SQL Server has other rich options for creating XML documents, allowing you to slice and dice views and present XML data in almost any form users require. You can also use SQL Server as a sort of bidirectional XML repository by mapping XML documents directly to relational tables through the use of Updategrams, which sit between the XML document and the database and allow you to specify what elements look like before and after a change. This allows you to send updates, inserts, and deletes to SQL Server in the form of an XML document. You receive the results in XML as well.
When reading XML documents, SQL Server gets even more sophisticated. For example, SQL Server can pass XML documents into stored procedures as parameters for shredding into the database. And SQL Server's OpenXML function allows you to generate rowsets from XML documents and insert them into the relational database. In fact, using OpenXML, you have access to some nicely featured methods for manipulating XML data. You can retrieve attributes and elements using flags, and you can define rowset schemas by using column patterns or table names.

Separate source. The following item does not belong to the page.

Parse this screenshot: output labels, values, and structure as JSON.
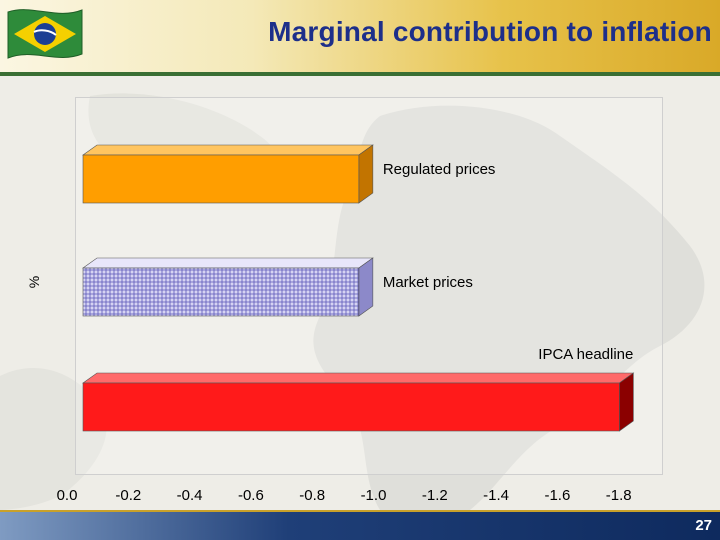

However, because SQL Server treats the entire XML document as a single piece of data, the database is not aware that XML elements exist until you start parsing through them in the stored procedure. This isn't the end of the world. You can still build queries and views that leverage the hierarchical relationships of the data in XML files; it just takes a lot of extra work (read: coding) to do so. The next version of SQL Server, due in 2005, will support structured XML storage (see "Will Yukon strike XML gold?").
In my tests, I found that SQL Server speedily imported XML files, but it was the slowest of the group at creating XML files. It was also slowest at reading large XML files but not by a significant margin.
Relating to XML
All four of these relational databases provide useful XML capabilities. Even SQL Server, which lacks support for structured XML storage, allows you to store, manipulate, and create XML in useful ways.
While Microsoft has a lot of catching up to do, IBM DB2 and Sybase ASE suffer from less significant limitations. Their lack of support for XQuery means less granular XML search capabilities than the others provide. Sybase ASE's inability to perform XSLT impromptu transformations means extra time and administrator effort will be necessary to generate XML documents or evolve schema.
Although IBM, Sybase, and even Microsoft offer significant XML functionality, they trail Oracle by a wide margin. Oracle not only does the best job of hiding the complexity of managing XML data, it also offers the richest set of query capabilities and tops it off with extras such as support for schema evolution and WebDAV repositories. If you're using DB2, Sybase ASE, or SQL Server 2000, you'll be able to make good use of XML data.
Jennifer Nelson, database administrator at Info Integration, contributed to this article.